Banks’ record covered bond issuance this year came during the banking sector’s most tumultuous period since the great financial crisis. Rapid deposit outflows brought about the collapse of three midsized US banks in March, weeks before the downfall of Credit Suisse, whose AT1 bonds were controversially wiped out by Swiss regulators during the lender’s emergency rescue.

Bar chart of Global benchmark covered bond issuance in first half of the year (€bn) showing Banks rush to issue ultra-safe debt

“Covered bonds are a very dull product but because they’re pretty safe they’re seen as a beacon of stability, a funding tool for banks made for rainy days,” said Joost Beaumont, an analyst at ABN Amro. “We haven’t seen this amount issued by this stage ever before.”

The flurry of issuance has also been fuelled by the winding down of pandemic-era support from central banks for debt markets and the banking sector. Some banks rushed to issue during the tail-end of the European Central Bank’s quantitative easing programme, under which it has bought hundreds of billions of euros of covered bonds over the past decade, analysts say.

The central bank stopped buying covered bonds in primary markets in March, three months before it halted purchases in secondary markets, in effect removing a safety net for new issuance.

Banks are also keen to replace ultra-cheap central bank funding. The ECB’s exit from bond markets coincided with a flurry of repayments of funds distributed under its targeted longer-term refinancing operation (TLTRO), in which more than €2tn was loaned to lenders at negative interest rates during the pandemic. Eurozone banks had repaid half of that figure by mid-June, partly financing the payments via covered bonds.

UK banks are thinking ahead to the end of a Bank of England funding scheme, which was launched in 2020 to offer four-year funding at or very close to the BoE’s benchmark interest rate. The scheme was intended to help banks and building societies which were unable to reduce deposit rates much further amid fears it could limit their ability to lend.

One senior banker said they expected more covered bond issuance to replace funding as the scheme started to run down. “We are already seeing covered bond issuance booming,” they said. Another banker said that more covered bond issuance was because of “greater normalisation of interest rates” as the glut of retail deposits which flowed into UK banks during the pandemic started to run down and banks looked to other sources of wholesale funding.

Richard Barnes, a credit analyst at S&P said: “As retail deposits start to reduce and banks start to look at [BoE funding scheme] maturities, there may be more pick up in activity by banks in the wholesale markets in areas such as covered bond issuance. Banks will look at their funding early.”

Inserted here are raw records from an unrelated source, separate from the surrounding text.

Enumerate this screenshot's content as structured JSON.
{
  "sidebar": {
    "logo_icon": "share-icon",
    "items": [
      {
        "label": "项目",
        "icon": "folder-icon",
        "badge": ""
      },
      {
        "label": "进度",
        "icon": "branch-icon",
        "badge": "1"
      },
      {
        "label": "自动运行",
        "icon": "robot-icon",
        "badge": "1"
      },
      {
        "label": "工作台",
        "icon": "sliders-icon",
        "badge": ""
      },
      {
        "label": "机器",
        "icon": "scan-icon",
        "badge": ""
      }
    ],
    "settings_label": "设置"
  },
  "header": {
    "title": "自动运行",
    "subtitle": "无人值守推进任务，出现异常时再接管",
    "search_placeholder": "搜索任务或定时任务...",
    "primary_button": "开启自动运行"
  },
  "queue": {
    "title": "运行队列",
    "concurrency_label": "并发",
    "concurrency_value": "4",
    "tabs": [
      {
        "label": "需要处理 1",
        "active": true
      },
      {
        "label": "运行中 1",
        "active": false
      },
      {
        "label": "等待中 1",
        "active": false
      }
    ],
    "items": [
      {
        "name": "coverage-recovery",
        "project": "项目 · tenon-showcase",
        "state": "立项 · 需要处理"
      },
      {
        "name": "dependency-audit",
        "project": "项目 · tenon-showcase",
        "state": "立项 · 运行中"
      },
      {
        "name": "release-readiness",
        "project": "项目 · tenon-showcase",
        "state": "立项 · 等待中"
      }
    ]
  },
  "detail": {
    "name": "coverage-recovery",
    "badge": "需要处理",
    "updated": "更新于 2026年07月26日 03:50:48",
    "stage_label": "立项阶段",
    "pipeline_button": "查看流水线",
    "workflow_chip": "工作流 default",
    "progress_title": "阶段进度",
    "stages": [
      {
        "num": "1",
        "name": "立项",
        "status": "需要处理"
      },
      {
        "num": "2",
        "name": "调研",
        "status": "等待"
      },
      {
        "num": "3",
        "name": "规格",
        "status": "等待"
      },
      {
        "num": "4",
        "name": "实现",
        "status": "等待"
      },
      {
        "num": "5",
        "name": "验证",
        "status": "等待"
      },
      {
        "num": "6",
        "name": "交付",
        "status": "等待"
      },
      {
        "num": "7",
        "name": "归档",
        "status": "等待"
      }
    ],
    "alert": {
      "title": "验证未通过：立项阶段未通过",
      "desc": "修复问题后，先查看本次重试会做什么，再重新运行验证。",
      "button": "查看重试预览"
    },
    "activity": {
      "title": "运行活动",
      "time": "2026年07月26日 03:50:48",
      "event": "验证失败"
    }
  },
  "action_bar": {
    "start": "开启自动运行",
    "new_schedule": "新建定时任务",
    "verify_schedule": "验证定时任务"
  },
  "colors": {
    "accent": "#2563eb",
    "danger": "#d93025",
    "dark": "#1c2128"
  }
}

The gradual draining of liquidity from the financial system caused by the reversal of central banks’ quantitative easing programmes is likely to raise banks’ funding costs at a time when many stand accused of profiting at savers’ expense by being slow to pass on interest rate rises to ordinary depositors.

In Europe, just 20 per cent of the increase in policy rates has been passed on by banks to deposit holders, less than in previous monetary tightening cycles, according to S&P.

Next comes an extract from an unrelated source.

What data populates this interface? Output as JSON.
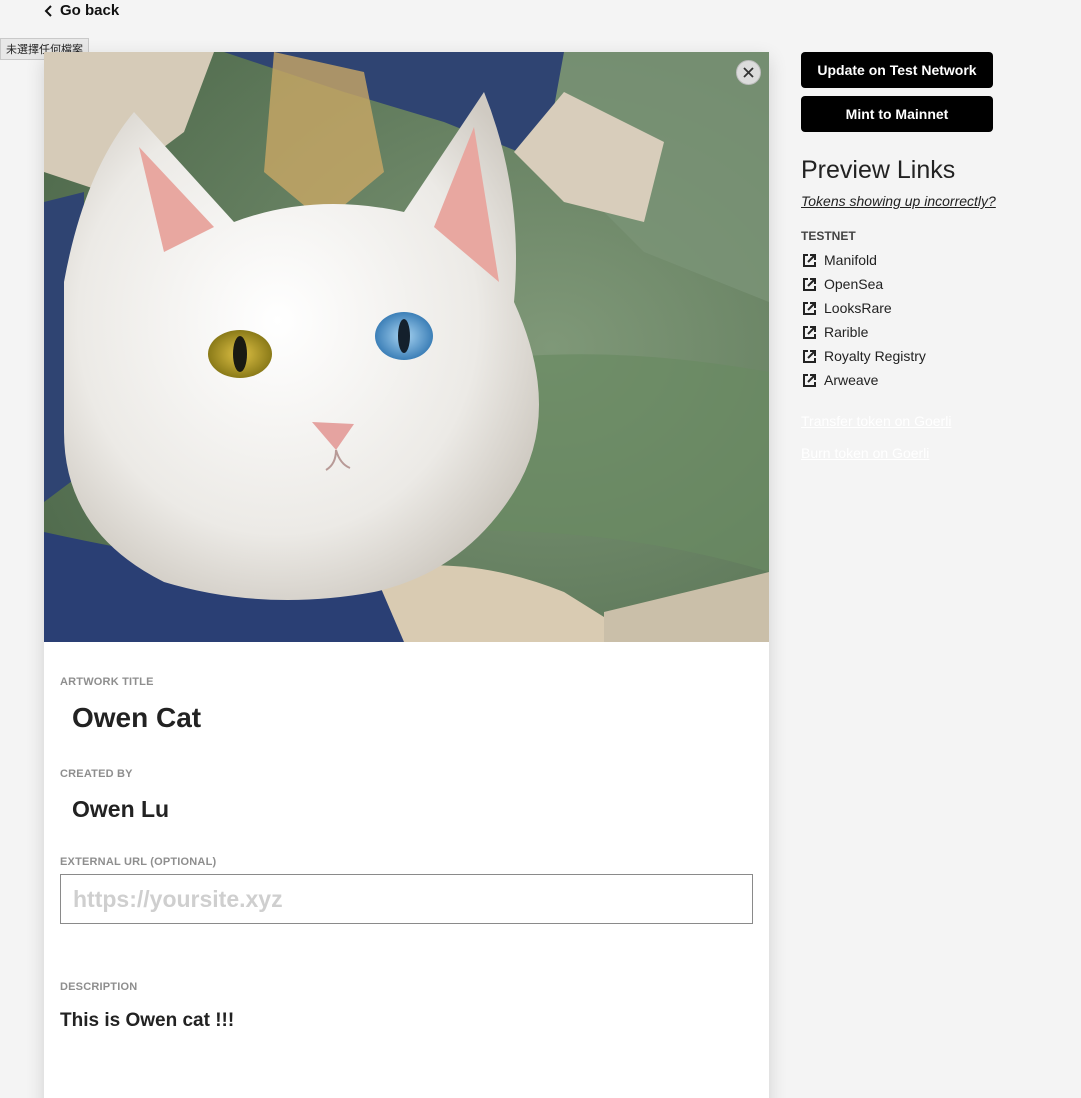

UK banks have meanwhile had their net interest margins — the difference between the interest banks charge on their loans and the rate they pay on deposits — tick higher in recent months, inviting a barrage of criticism from regulators.

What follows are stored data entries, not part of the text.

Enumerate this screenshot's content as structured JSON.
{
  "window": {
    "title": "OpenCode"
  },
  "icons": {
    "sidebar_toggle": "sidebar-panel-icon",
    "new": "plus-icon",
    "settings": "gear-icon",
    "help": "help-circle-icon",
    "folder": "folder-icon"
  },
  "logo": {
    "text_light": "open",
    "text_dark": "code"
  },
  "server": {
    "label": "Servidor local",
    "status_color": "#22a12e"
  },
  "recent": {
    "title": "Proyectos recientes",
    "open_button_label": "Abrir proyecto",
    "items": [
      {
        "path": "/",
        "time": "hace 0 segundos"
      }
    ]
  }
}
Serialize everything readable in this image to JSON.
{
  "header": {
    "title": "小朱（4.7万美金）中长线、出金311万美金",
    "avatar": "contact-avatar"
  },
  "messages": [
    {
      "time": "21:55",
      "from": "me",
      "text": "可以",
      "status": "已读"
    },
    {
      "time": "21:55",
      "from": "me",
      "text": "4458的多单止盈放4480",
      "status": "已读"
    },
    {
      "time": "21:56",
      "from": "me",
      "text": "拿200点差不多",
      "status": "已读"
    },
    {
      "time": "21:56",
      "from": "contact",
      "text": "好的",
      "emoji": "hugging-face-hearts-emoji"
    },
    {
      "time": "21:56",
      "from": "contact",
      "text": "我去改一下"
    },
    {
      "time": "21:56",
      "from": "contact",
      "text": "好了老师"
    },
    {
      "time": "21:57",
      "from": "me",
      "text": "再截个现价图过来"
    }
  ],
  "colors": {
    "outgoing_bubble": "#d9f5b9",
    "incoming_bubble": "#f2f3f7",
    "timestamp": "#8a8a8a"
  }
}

As UK banks come under pressure to raise savings rates, the battle for retail deposits will intensify and so banks may look to other sources of wholesale funds such as covered bonds.

Despite the bonds’ reputation for safety, the state of the property assets backing them has risen to the top of investors’ list of concerns in recent months as higher interest rates have begun to weigh on real estate valuations.

Trouble across the property sector “is on investors’ radar”, said Beaumont of ABN Amro. But the “dynamic” nature of covered bonds’ pools of assets, which can be constantly replenished as poor-performing properties lose value, means “you’d need to move to Armageddon-type scenarios for something to really go wrong”.